Брату не терпелось протянуть свою длинную руку за пределы обычного и пощупать: а что там есть?
Однажды он остался вечером в лаборатории, состряпал «ту самую» полимерную композицию и попробовал склеивать кусочки железа. Одни склеивались, но недостаточно прочно, другие совсем не склеивались. Он изменял свою композицию, совмещая различные полимеры. Результаты были не очень убедительные.
Опять по вечерам брат сидел над книгами и журналами. Сведений о клеящих свойствах полимеров было немного. Разные авторы по-разному рассматривали вопрос. Многое перекликалось с его прежними работами. Надо было искать. Надо было разобраться в этой сложной, иногда противоречивой картине…

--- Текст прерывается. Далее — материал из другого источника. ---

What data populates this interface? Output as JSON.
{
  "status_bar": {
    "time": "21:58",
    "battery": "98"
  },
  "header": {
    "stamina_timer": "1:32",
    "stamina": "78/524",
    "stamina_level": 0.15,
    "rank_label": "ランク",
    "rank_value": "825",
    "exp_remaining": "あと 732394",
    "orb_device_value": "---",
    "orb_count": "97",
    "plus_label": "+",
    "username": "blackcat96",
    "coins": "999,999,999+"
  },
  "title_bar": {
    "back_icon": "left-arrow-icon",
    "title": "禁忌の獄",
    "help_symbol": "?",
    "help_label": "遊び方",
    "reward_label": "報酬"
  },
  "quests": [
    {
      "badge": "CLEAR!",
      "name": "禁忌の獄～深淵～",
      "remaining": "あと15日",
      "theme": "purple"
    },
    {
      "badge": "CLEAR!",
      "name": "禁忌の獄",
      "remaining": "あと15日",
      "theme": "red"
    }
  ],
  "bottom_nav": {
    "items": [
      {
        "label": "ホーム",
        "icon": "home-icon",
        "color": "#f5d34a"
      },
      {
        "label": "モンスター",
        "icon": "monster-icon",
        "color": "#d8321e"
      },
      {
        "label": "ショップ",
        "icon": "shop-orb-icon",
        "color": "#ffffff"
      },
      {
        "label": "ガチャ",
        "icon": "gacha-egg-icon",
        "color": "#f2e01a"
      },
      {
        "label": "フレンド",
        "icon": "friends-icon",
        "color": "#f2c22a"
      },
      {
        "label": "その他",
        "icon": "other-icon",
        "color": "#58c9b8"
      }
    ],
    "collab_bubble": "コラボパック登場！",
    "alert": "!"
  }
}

Как-то в воскресенье, наработавшись до одури, брат вышел освежить голову в тот самый парк, где мальчиком играл когда-то на трубе на каруселях. Каруселей больше не было, беседки, в которой по вечерам играл военный оркестр, тоже. Зато деревья разрослись невероятно. С могучим шумом они качались над головой. Брат ушел с круга, где на песочке играли дети, и в темной аллее сел на скамейку. Он посмотрел вокруг, послушал шум листвы, втянул сыроватый воздух и спросил себя: а что произошло в его жизни? Вот что — он по уши сидит в работе над новым клеем. И результаты этой работы должны быть огромными. Сила нового клея будет такова, что она, соединит тяжелые части больших металлических конструкций, превратит их в монолит. И тогда не нужно будет дырявить металл для болтов и заклепок, ослаблять его сварными швами…
Он закрыл глаза, мысленно провел рукой по склеенной из тысячи частей машине и ясно ощутил под пальцами плавные переходы формы. Совсем другие будут машины. Единый, ничем не поврежденный, здоровый организм! А уж как долго будут жить!
Он знал теперь, что это его главная задача, и, может быть, на многие годы. И вдруг он понял всю грандиозность, всю трудность своей задачи — и испугался. Но уже ничего нельзя было поделать, уже поезд шел полным ходом по этим рельсам, уже щелкнула стрелка, и теперь он шел по своему собственному пути.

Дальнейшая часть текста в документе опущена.